As shown in Figure 6: be 1.5mL at alizarin red S solution addition, when sodium hydrogen phosphate-citric acid addition is 0.15mL, aluminium ion concentration gradient is within the scope of 0.0-0.7mL, and linear relationship is good, and linear dependence equation is Y=1.49305x+0.01071, R
2=0.99937, wherein x represents aluminum ions concentration (mg/mL), and y represents light absorption value.(linearly dependent coefficient is r, mainly uses R
2value represents)
Embodiment 5: methodological investigation
On the basis of embodiment 4 from replica test, precision test, recovery of standard addition test and external source ion pair reaction system affect four aspect detection method is verified.Repeatability result shows, pipette at random 6 parts of the aluminium ion standard solution (1.0mg/mL) of same volume, according to the method described above 6 parts of solution are measured, the aluminium composition recording in this 6 duplicate samples is respectively 0.52mg/mL, 0.53mg/mL, 0.49mg/mL, 0.48mg/mL, 0.51mg/mL and 0.50mg/mL, repeatability estimate with its RSD value, RSD is 1.87%.Illustrate that the aluminium composition results change in the method mensuration sample is little, reappearance is better.Precision test result shows, pipetting 0.6mL aluminium ion standard solution (1.0mg/mL) measures 6 times continuously to this sample according to the method described above, record aluminium composition and be respectively 0.58mg/mL, 0.56mg/mL, 0.62mg/mL, 0.61mg/mL, 0.64mg/mL and 0.62mg/mL, accuracy estimates with its RSD value, and RSD is 2.94%.Illustrate that the aluminium composition results change in the method mensuration same sample is little, stability is better.Recovery of standard addition test findings shows, adds respectively 0.1 μ g, 0.2 μ g, 0.3 μ g, 0.4 μ g, 0.5 μ g standard aluminum ion containing in the aluminum ions background solution of 0.15 μ g, and measurement result is as table 1.

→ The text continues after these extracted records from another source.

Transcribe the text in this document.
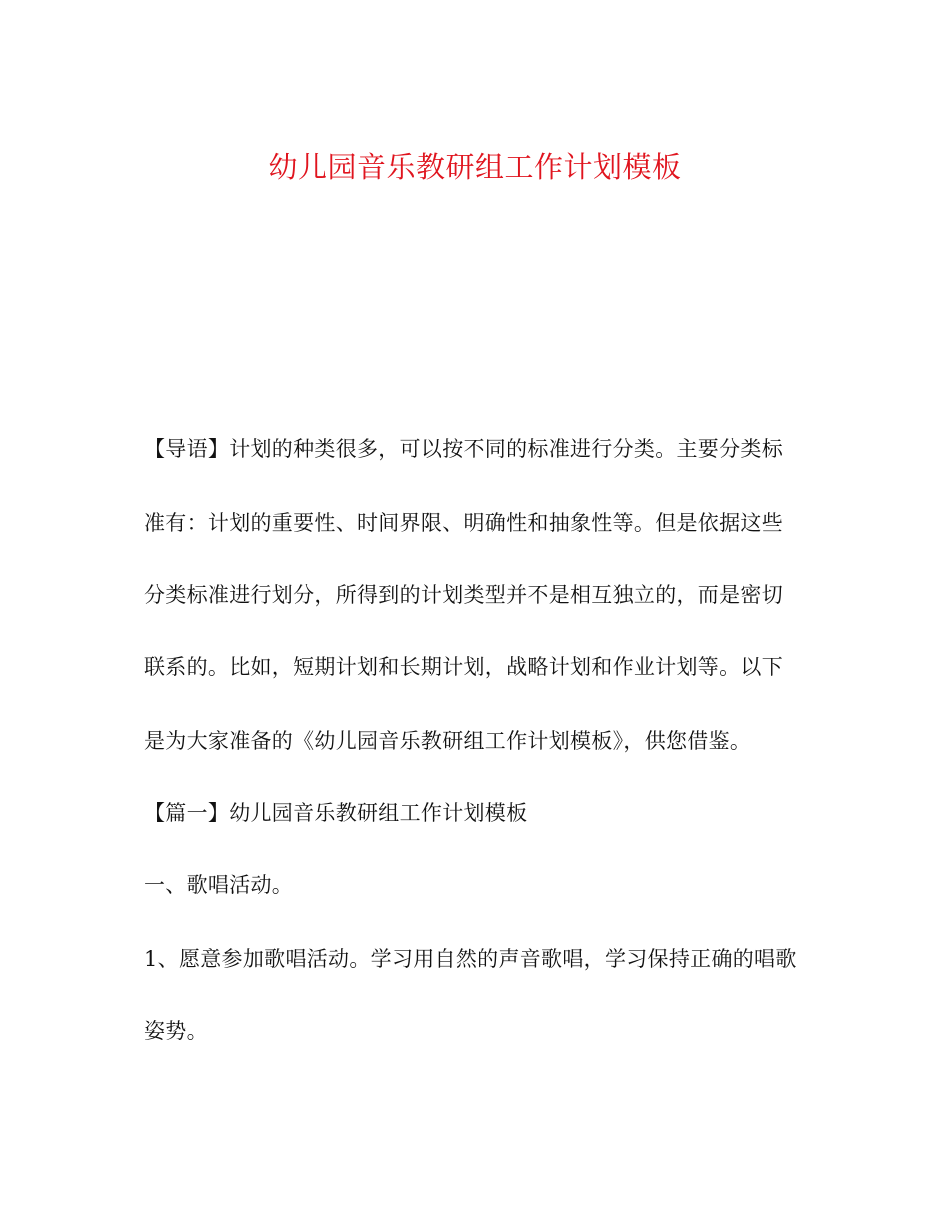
幼儿园音乐教研组工作计划模板
【导语】计划的种类很多，可以按不同的标准进行分类。主要分类标
准有：计划的重要性、时间界限、明确性和抽象性等。但是依据这些
分类标准进行划分，所得到的计划类型并不是相互独立的，而是密切
联系的。比如，短期计划和长期计划，战略计划和作业计划等。以下
是为大家准备的《幼儿园音乐教研组工作计划模板》，供您借鉴。
【篇一】幼儿园音乐教研组工作计划模板
一、歌唱活动。
1、愿意参加歌唱活动。学习用自然的声音歌唱，学习保持正确的唱歌
姿势。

Table 1: recovery of standard addition test findings
Table 1 result shows: recovery of standard addition is respectively 89.37%, 98.97%, 96.99%, 92.57% and 98.57%.Further illustrate thus the method favorable reproducibility, have higher accuracy and reliability, can be used for laboratory Fast Measurement aluminium composition; In addition the present invention has also studied outer source ion K
+, Na
+, Zn
2+, Fe
3+and Cu
2+the method is measured to the impact of accuracy.
Result shows, except Cu
2+have outside faint impact, other ions do not affect substantially.
Although, above use general explanation, embodiment and test, the present invention is described in detail, on basis of the present invention, can make some modifications or improvements it, and this will be apparent to those skilled in the art.Therefore, these modifications or improvements without departing from theon the basis of the spirit of the present invention, all belong to the scope of protection of present invention.